Researchers Conduct Survey to Understand Menstruation Changes from COVID-19 Vaccine

May 19, 2021 by Alexa Hornbeck
A Kent State University student Rlooks at her vaccination bandage as she waits for 15 minutes after her shot in Kent, Ohio. (AP Photo/Phil Long)

Questions are emerging as to whether women’s menstrual cycles are impacted by COVID-19 vaccines, and two women researchers are conducting a survey to figure out if there are impacts and if so, why they are happening.

“A lot of people still think of periods as … something we shouldn’t talk about. People who tend to be in charge have historically been able-bodied white men, and it’s not part of their experience so they don’t think to ask these things,” said Katharine Lee, postdoctoral research scholar, Division of Public Health Sciences Department of Surgery at Washington University School of Medicine in St. Louis.  

When the survey was started, Lee and her colleague Kathryn Clancy, associate professor at University of Illinois, expected to get a few hundred or thousand people to respond, not expecting a giant sample size.

However, as of Monday, there are already over 92,000 people who have taken or started the survey.  

The idea to start the survey originated a month ago when Lee and a friend received the vaccine on the same day and noticed changes in their menstrual cycles. 

Lee’s friend has an intrauterine device used for birth control, and normally doesn’t have a period but noticed she did have one that was heavy and accompanied by cramps. Lee experienced a light period when normally she wouldn’t have any, and bad low back cramps. 

To understand what might be happening, she started a Twitter thread asking others if they had a similar experience and was met with a slew of responses that sparked the idea of putting a survey together. 

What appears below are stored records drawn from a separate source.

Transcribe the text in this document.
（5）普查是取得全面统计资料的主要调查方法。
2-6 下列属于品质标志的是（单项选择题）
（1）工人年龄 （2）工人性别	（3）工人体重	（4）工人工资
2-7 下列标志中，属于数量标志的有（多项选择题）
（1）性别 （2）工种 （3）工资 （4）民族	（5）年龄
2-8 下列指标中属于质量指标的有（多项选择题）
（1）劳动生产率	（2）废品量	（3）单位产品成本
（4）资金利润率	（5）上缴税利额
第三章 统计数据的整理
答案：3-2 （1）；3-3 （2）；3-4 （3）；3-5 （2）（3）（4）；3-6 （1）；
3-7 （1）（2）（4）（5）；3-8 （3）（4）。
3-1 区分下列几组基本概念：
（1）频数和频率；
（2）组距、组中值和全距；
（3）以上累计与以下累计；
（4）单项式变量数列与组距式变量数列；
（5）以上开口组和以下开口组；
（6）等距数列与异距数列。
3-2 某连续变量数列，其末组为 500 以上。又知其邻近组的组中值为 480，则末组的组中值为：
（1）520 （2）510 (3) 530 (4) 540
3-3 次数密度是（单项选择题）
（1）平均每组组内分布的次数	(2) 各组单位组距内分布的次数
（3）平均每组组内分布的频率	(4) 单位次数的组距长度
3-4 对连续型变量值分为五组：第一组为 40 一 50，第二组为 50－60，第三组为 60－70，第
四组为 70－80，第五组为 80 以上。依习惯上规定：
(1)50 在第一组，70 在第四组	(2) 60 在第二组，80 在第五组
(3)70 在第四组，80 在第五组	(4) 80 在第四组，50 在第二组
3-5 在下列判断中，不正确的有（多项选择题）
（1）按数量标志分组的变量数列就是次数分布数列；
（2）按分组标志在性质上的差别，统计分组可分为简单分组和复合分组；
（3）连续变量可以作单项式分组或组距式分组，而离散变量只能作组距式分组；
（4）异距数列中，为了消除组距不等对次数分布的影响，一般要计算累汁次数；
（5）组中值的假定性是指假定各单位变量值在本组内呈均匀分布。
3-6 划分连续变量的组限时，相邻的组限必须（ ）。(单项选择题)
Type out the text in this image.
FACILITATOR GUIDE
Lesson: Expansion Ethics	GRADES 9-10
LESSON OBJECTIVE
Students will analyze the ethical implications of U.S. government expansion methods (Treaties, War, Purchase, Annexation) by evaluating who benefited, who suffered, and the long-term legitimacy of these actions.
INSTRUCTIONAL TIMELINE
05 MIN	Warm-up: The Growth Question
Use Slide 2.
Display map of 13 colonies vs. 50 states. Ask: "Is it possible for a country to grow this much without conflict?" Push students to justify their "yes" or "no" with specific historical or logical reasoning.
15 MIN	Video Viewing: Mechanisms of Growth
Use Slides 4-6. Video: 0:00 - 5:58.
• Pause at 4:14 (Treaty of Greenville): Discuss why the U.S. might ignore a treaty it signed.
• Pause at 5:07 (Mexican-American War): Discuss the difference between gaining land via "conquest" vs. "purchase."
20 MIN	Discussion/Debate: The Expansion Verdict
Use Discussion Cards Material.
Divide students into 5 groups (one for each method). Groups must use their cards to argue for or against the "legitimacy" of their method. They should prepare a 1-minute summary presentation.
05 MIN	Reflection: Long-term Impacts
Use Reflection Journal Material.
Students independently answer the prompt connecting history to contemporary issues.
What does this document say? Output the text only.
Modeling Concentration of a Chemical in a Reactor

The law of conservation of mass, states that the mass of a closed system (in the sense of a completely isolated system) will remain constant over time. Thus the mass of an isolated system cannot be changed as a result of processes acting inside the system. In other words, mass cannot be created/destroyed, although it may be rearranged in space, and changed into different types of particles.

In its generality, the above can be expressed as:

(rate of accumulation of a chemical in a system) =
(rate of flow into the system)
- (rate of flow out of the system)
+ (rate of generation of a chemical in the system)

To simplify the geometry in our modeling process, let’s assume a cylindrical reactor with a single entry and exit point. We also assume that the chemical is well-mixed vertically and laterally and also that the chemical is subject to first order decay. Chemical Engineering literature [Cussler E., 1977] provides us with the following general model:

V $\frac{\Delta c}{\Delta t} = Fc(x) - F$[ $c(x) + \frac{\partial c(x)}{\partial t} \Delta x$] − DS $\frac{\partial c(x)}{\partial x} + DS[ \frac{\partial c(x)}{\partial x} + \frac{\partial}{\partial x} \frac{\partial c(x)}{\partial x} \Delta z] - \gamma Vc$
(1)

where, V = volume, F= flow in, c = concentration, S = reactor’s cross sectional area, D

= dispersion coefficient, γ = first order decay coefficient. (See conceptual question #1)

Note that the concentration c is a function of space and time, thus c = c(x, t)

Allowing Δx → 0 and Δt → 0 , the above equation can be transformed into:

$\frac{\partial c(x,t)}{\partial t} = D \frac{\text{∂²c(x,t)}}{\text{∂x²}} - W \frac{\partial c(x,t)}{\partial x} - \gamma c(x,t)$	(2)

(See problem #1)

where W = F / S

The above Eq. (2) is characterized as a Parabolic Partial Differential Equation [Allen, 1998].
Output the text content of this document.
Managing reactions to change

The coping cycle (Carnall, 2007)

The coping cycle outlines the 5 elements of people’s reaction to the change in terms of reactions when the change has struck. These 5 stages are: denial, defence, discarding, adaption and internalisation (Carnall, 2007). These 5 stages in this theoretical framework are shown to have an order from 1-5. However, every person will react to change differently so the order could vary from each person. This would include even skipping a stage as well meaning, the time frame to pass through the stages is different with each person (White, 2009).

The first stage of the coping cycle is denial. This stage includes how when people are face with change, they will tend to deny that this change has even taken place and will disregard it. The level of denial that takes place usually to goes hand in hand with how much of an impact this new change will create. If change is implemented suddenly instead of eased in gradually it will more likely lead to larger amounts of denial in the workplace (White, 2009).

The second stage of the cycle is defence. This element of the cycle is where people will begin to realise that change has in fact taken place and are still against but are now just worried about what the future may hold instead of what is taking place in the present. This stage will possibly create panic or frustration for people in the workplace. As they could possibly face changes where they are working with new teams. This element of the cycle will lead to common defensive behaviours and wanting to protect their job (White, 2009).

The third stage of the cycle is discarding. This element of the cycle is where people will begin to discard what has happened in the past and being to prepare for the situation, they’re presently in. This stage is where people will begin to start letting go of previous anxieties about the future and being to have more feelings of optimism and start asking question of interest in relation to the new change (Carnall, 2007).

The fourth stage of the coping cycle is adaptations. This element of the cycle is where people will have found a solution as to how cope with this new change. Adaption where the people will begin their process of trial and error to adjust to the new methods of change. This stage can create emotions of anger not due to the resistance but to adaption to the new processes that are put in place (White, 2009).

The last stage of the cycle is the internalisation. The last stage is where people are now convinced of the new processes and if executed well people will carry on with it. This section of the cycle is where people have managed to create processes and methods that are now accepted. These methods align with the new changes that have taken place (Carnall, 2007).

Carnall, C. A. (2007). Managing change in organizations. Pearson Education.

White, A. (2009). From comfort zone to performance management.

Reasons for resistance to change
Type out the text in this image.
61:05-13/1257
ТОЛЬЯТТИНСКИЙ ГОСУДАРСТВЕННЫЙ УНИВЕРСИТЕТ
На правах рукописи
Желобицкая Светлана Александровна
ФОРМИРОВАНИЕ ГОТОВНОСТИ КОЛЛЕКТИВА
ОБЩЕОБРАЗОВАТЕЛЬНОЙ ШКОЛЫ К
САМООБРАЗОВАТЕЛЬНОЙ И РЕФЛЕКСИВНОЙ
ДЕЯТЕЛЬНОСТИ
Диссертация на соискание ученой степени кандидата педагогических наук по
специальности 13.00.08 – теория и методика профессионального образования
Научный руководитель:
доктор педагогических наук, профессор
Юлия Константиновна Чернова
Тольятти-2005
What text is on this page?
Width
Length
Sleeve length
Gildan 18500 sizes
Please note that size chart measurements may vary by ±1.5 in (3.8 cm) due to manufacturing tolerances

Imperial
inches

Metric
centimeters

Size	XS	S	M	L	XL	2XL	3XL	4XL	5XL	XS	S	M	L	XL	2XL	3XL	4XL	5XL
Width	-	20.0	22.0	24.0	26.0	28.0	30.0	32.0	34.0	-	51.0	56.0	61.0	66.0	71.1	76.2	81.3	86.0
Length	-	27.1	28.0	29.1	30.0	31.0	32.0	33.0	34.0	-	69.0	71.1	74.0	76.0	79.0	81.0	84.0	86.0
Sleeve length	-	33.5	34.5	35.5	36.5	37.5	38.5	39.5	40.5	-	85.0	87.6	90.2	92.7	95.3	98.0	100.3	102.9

Lee said changes in menstruation, which may or may not  be caused by the vaccine, vary by individual, and that so far from anecdotal stories, she has noticed the vaccine appears to be impacting menstruation for people who are on gender affirming hormones, post-menopausal women, and people on IUDs or other forms of menstrual oppression medications who normally wouldn’t menstruate.

“I suspect that being informed this happened could go a long way in being prepared,” said Lee. 

However, for people who do have a normal menstrual cycle, researchers plan to examine the timing between receiving the vaccine and change, if any, in menstruation.  

Typically, a period occurs every 21 to 35 days and lasts two to seven days..  

One of the hypotheses for why periods may be impacted by COVID-19 vaccines is that the vaccine activates the autoimmune response in the body, and that response activates all other inflammatory pathways as well.  

Researchers also asked respondents what vaccine they received to try to understand how menstruation changes might vary based on the type of vaccine received. The Moderna and Pfizer require two shots nearly a month apart, and the Johnson and Johnson only requires one.  

“We are hearing from a lot of people that they are experiencing something after each. If you have your period after the second you get another cycle as well,” she said.  

There are currently no known long-term impacts known from an infrequent change in menstruation, as a period being disturbed for a couple of cycles does not impact fertility outcomes. 

There is no cutoff date for individuals to participate in the survey, and Lee and her team are currently in the process of hiring research assistants to review the data and produce a descriptive report which prioritizes some of the results by this summer.  

“We hope that remembering to ask about things like peoples experience with periods is something we should do in clinical trials. It wasn’t one of the questions they asked people, and it is a thing that a lot of people pay attention to for their health and understanding of their body,” said Lee.